Re: [PATCH] variant Key negotiation on error pages

From: Amos Jeffries <squid3_at_treenet.co.nz>
Date: Thu, 21 Mar 2013 21:38:37 +1300

On 21/03/2013 5:45 p.m., Alex Rousskov wrote:
> On 03/20/2013 09:02 PM, Amos Jeffries wrote:
>
>> + rep->header.putStr(HDR_VARY,tmp.termedBuf());
>> +
>> + // Key:Accept-Language;b="foo"
>> + // Only supply the match parameters if the language is actually found.
>> + // On the generic reply to all 'unknown' inputs we must be vague like Vary
>> + // which makes the recipient use the entire Accept-Language as the variant key.
>> + if (err_language) {
>> + tmp.append(";b=\"");
>> + tmp.append(err_language);
>> + tmp.append('"');
>> + }
>> + rep->header.delById(HDR_KEY);
>> + rep->header.putStr(HDR_KEY, tmp.termedBuf());
>
> If I am interpreting draft-fielding-http-key-02 correctly, there is no
> point in sending
>
> Vary: Accept-Language
> Key: Accept-Language
>
> because both of the above header fields have identical semantics
> (Section 2).
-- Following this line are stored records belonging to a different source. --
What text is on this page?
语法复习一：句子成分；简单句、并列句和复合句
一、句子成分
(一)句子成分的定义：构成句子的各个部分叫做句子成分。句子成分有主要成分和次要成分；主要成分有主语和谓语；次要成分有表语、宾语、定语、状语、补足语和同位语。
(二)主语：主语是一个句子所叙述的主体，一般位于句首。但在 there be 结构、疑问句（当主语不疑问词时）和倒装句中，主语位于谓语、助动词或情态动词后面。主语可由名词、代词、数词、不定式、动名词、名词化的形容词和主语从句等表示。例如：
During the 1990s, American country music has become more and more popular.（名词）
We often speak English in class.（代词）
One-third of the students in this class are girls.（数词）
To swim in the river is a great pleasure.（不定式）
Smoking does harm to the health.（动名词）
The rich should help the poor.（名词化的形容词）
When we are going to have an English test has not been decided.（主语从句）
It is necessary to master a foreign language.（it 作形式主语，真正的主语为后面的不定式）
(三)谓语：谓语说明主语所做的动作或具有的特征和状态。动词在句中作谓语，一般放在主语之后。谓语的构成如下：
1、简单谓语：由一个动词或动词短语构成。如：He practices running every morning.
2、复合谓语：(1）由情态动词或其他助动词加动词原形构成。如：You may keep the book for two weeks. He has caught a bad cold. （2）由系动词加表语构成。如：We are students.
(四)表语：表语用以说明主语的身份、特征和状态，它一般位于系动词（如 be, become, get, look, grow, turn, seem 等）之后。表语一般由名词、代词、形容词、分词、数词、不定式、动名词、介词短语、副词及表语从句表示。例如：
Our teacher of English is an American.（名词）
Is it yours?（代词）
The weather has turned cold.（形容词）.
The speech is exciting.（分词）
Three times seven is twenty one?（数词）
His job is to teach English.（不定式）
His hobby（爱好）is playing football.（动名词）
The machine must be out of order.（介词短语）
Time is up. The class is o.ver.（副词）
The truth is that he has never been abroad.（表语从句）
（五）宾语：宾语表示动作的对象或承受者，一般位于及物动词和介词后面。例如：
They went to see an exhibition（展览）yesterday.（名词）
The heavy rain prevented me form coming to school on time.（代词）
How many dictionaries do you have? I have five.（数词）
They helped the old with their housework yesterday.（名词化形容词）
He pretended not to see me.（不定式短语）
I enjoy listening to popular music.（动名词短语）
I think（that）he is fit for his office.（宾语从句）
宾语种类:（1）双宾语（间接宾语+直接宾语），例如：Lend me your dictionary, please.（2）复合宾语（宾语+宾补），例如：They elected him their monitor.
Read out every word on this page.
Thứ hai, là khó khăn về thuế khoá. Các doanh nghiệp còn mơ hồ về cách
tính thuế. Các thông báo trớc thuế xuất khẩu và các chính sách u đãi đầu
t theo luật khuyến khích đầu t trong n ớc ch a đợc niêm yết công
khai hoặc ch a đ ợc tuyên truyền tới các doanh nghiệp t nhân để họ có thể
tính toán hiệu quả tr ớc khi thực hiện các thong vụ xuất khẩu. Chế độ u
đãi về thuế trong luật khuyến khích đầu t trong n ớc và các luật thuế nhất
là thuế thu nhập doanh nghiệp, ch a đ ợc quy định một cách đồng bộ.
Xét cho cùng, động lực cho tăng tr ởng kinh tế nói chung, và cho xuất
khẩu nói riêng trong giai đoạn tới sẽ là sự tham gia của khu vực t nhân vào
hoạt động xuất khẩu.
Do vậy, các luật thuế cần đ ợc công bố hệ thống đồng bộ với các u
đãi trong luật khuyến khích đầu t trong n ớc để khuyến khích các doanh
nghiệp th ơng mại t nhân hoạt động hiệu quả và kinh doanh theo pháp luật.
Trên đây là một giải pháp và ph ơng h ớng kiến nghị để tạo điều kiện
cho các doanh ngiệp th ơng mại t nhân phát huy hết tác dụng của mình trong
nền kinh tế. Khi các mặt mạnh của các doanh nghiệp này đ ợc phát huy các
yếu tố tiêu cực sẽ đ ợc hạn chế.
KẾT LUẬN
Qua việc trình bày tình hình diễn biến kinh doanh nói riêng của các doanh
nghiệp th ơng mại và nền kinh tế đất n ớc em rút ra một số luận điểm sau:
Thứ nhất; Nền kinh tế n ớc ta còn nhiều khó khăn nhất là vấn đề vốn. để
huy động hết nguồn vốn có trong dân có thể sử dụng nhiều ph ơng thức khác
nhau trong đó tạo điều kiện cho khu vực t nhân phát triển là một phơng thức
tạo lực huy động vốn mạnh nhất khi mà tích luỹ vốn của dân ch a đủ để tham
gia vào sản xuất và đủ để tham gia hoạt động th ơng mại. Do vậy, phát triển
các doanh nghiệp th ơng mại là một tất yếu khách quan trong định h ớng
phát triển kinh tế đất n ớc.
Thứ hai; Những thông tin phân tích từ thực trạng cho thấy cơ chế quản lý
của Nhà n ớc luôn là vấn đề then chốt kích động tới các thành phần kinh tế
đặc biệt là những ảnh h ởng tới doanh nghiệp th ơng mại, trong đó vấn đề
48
Did I misunderstood? If I did not, you can move the
> delById() and putStr() calls inside the err_language if guard (and merge
> the two identical if-guards, one after another?).

"

   When a cache
    fully implements this mechanism, it MAY ignore the Vary response
    header field.
"

Which does not limit the ignoring of Vary to just Vary+Key responses. So
until (and if) the spec gets updated to mandate following Vary whenever
Key is absent its best to always emit Key+Vary for the same reasons that
it is best to always emit Vary if *any* of the URLs responses needs it.
Otherwise we risk causing for Key the same problem that Apache caused
for Vary - one response coming back with *no* key gravitating all future
traffic to that variant regardless of others existence.

>
>>> If the negotiated language was "xfo" and the later requested language
>>> happens to be "xfoobar", will the "xfo" language response be served to
>>> an "xfoobar" reader because of the "prefix match" logic of the b=".."
>>> modifier? Is that a good thing?
>> Yes and yes. Due to the way the codes are syntaxed the valid ones are
>> all 2 or 5 bytes long with an optional trailer.
> Well, many languages have three letters in the primary tag (e.g., duh
> for Dungra Bhil) and other length are allowed, but what is important
> here is whether a language tag may be a prefix of another, completely
> unrelated language tag. If yes, then using the prefix b="..." modifier
> would be wrong IMHO.
>
> For example, should a cached English ("en") error page be served to an
> Emumu-speaking client?

Hmm. Yes I see they extended the tags beyond ISO-639-1 set now.

The way Squid scans to find and fill err_language the longer codes will
be added in preference over shorter ones. We only come up to problems
when the full language code is 2-bytes versus being a prefix of a 3-byte
one.

If we send ;b= the 2-bytes will match against 3-bytes codes. But if we
send ;p= then 2-byte will fail to match against the more common 5-byte
wildcards. For example env vs en-*.

>
>> Type: language
>> Subtag: enr
>> Description: Emumu
>> Description: Emem
>> Added: 2009-07-29
>> Type: language
>> Subtag: en
>> Description: English
>> Added: 2005-10-16
>> Suppress-Script: Latn
>
> I could not find any rules that prohibit one language tag to be a prefix
> of another. It is possible that I missed them (not my area of
> expertise), but the above counter-example with Emumu/English seems to
> indicate that there is no such prohibition?

In practice from my archive of Accept-Languge headers collected from
around the net over the last few years there are no 3-byte codes in use
(so far).

So the question is do we want to cater to the rare case by compromising
a more common form of breakage? I think no.